The Ann Arbor ASA group has quite a few folks that would consider themselves Data Scientists. They also have groups of traditional biostatisticians and applied statisticians. It's interesting when we get into our monthly discussions. I fit in with the applied statisticians group and am making headway into the Data Science realm.
I would think within statistics itself, there is a bit of a division between "mathematical statisticians", "Biostatisticians" and "applied Statisticians". For example, I took Design of Experiments and Adv Design of Experiments. I allow my data to talk to me. Quite often, I find "significant" interactions among my factors. Usually, there are more interactions than main effects. To the other applied statisticians and the data scientists, interactions are normal, every day occurrences. To the biostatisticians, interactions are appalling. The "mathematical statisticians" question whether not not you really need all those interactions.
When we have had some presentations on biomedical data analysis, (Patient outcomes, etc), the biostatisticians tend to make simple models that intentionally leave out some factors (like doctor, hospital, lab, # surgeries the doctor had before the patient, time of surgery, etc). For the QC/Reliability statisticians and industrial engineers in the group, we ask, why didn't you include.....? For an IE, human factors plays an important role in the quality of a product. Ignoring HF, is a cardinal sin.
The mathematical statisticians tend to see things from their perspective, and usually teach the "proofs" courses in the stats curriculum. I've had some interesting conversations with these types of statisticians. They feel "proof is truth". When you confront them with real data based on reality, and you can show they are wrong, they tend to get mad. If you use an alternate perspective for the same problem, they get mad too.
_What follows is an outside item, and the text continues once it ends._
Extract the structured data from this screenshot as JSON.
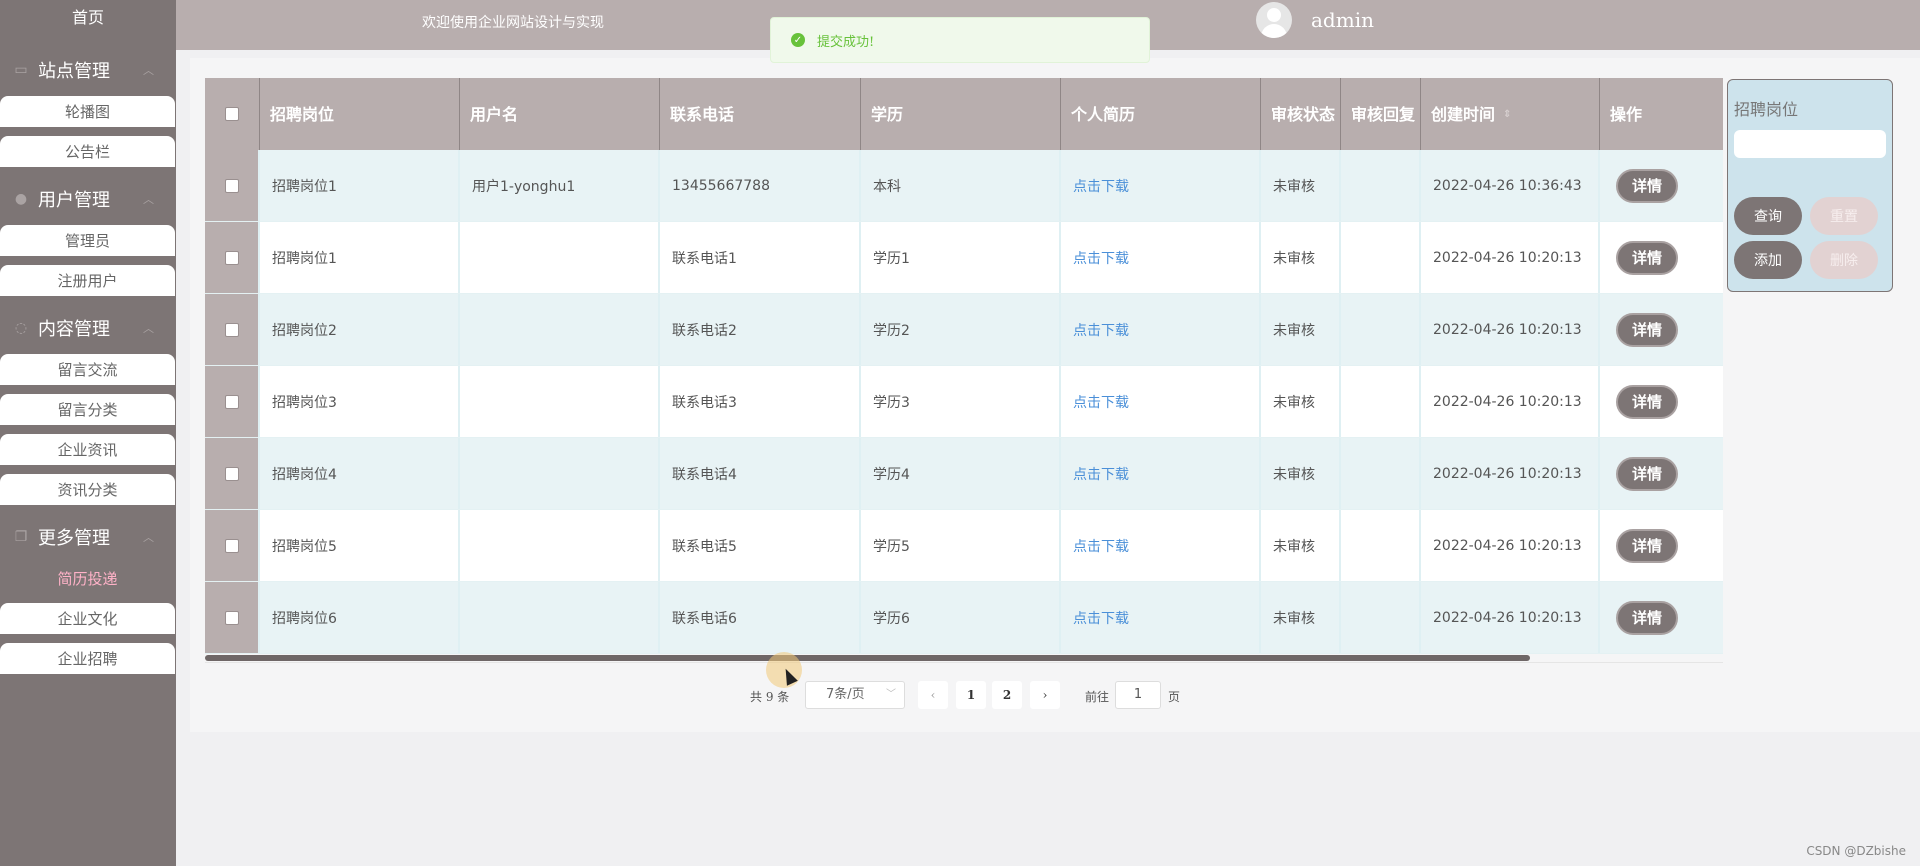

When you add in "data scientist" to the mix and the common denotation that they are "statisticians that can program" you add in another layer to that discussion. A lot of the companies in the area want "data scientists" and they claim a data scientists knows how to collect and manage the data they need from a server (IT) and analyze the data using various predictive analytics (statistics). They want someone with a degree in stats and a minor in MIS/IT/Comp Sci or major in Comp Sci and a minor in stats.
I think we do need to define what a data scientist really is. A "statistician that can program" is a bit too vague. I think all statisticians use R, SAS or some other language to write programs and analyze data. Based upon the local companies, they would not hire someone with these skills as a data scientist.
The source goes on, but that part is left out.